10. Be sure to state that this agreement in no way nullifies the “at will” nature of the employment.

Conclusions

• We can’t lose sight of the fact that there are always two sides to these covenants and there is an aspect of fairness that should govern how they are written, used and enforced.

• Canon 1. CPCU’s should endeavor at all times to place the public interest above their own.

• Canon 2. CPCU’s should seek continually to maintain and improve their professional knowledge, skills and competence.

• Canon 3. CPCU’s should obey all laws and regulations and should avoid any conduct or activity which would cause unjust harm to others

• Canon 4. CPCU’s should be diligent in the performance of their occupational duties and should continually strive to imporve the functioning of the insurance mechanism.

• Canon 5. CPCU’s should assist in maintaining and raising professional standards in the insurance business.

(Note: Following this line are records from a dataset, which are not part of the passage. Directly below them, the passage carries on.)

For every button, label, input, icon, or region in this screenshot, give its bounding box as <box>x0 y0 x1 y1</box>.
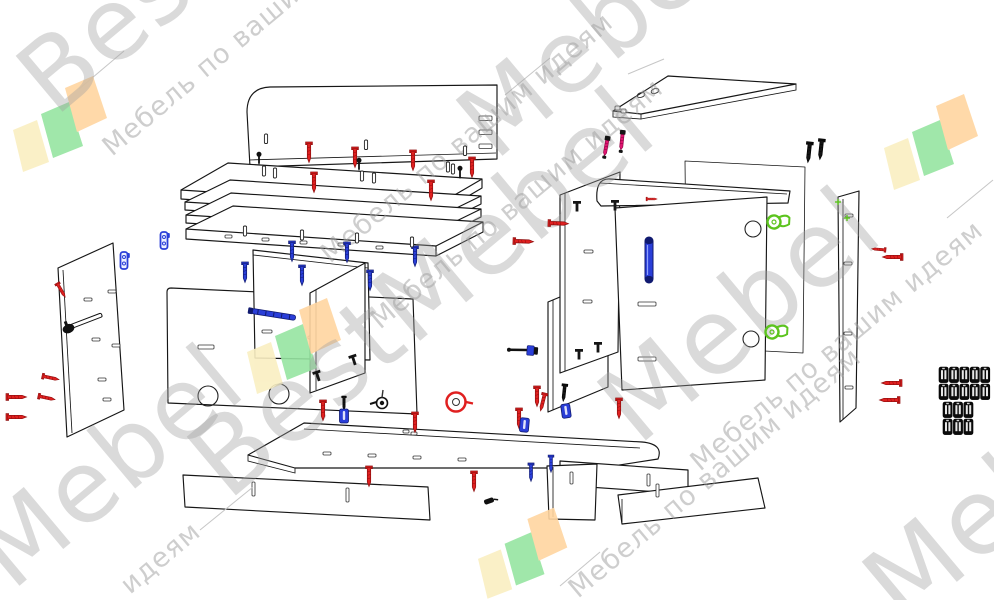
pin-fastener-icon <box>364 140 367 150</box>
pinUp-fastener-icon <box>300 230 303 240</box>
fitting-slot <box>411 432 417 435</box>
ballPin-fastener-icon <box>357 158 362 171</box>
screw-fastener-icon <box>538 392 548 411</box>
screw-fastener-icon <box>880 397 901 404</box>
fitting-slot <box>108 290 116 293</box>
screw-fastener-icon <box>6 394 27 401</box>
pinUp-fastener-icon <box>355 233 358 243</box>
screw-fastener-icon <box>41 373 59 382</box>
pinUp-fastener-icon <box>372 173 375 183</box>
handleV-fastener-icon <box>645 237 653 283</box>
fitting-slot <box>403 430 409 433</box>
pin-fastener-icon <box>463 146 466 156</box>
hardware-pack <box>943 402 973 435</box>
pinUp-fastener-icon <box>243 226 246 236</box>
fitting-slot <box>413 456 421 459</box>
watermark-line <box>947 180 993 218</box>
fitting-slot <box>300 241 307 244</box>
bestmebel-logo-icon <box>884 94 978 190</box>
screw-fastener-icon <box>6 414 27 421</box>
screw-fastener-icon <box>816 139 825 160</box>
fitting-slot <box>647 474 650 486</box>
fitting-slot <box>638 302 656 306</box>
Lbracket-fastener-icon <box>121 252 130 269</box>
assembly-diagram-page: BestMebelMebelBestMebelMebelMebelMebelМе… <box>0 0 994 600</box>
pinUp-fastener-icon <box>360 171 363 181</box>
clipT-fastener-icon <box>561 403 572 418</box>
fitting-slot <box>92 338 100 341</box>
fitting-slot <box>262 238 269 241</box>
redRing-fastener-icon <box>447 393 474 412</box>
hardware-pack <box>939 367 990 400</box>
screw-fastener-icon <box>242 262 249 283</box>
fitting-slot <box>584 250 593 253</box>
fitting-slot <box>458 458 466 461</box>
screw-fastener-icon <box>37 393 55 402</box>
watermark-layer: BestMebelMebelBestMebelMebelMebelMebelМе… <box>0 0 994 600</box>
hbolt-fastener-icon <box>507 344 539 356</box>
fitting-slot <box>262 330 272 333</box>
fitting-slot <box>368 454 376 457</box>
fitting-slot <box>112 344 120 347</box>
screw-fastener-icon <box>471 471 478 492</box>
blackBit-fastener-icon <box>483 496 498 505</box>
fitting-slot <box>845 386 853 389</box>
pin-fastener-icon <box>264 134 267 144</box>
fitting-slot <box>346 488 349 502</box>
fitting-slot <box>583 300 592 303</box>
fitting-slot <box>570 472 573 484</box>
fitting-slot <box>225 235 232 238</box>
screw-fastener-icon <box>882 380 903 387</box>
pinUp-fastener-icon <box>273 168 276 178</box>
pinUp-fastener-icon <box>262 166 265 176</box>
screw-fastener-icon <box>804 142 813 163</box>
bestmebel-logo-icon <box>478 508 567 599</box>
pinUp-fastener-icon <box>446 162 449 172</box>
screw-fastener-icon <box>534 386 541 407</box>
exploded-view-diagram: BestMebelMebelBestMebelMebelMebelMebelМе… <box>0 0 994 600</box>
fitting-slot <box>84 298 92 301</box>
pinUp-fastener-icon <box>410 237 413 247</box>
clipT-fastener-icon <box>340 409 349 423</box>
fitting-slot <box>656 484 659 497</box>
clipT-fastener-icon <box>519 418 529 433</box>
pinUp-fastener-icon <box>451 164 454 174</box>
watermark-tagline-text: идеям <box>115 516 207 600</box>
Lbracket-fastener-icon <box>161 232 170 249</box>
fitting-slot <box>98 378 106 381</box>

• Canon 6. CPCU’s should strive to establish and maintain dignified and honorable relationships with those whom they serve, with fellow insurance practitioners and with members of other professions.

• Canon 7. CPCU’s should assist in improving the public understanding of insurance and risk management.

• Canon 8. CPCU’s should honor the integrity and respect the limitations placed upon the use of the CPCU designation.

• Canon 9. CPCU’s should assist in maintaining the integrity of the Code of Professional Ethics.

As a Chartered Property Casualty Underwriter:

• I shall strive at all times to live by the highest standards of professional conduct;

• I shall strive to ascertain and understand the needs of others and place their interests above my own; and shall strive to maintain and uphold a standard of honor and integrity that will reflect credit on my profession and on the CPCU designation.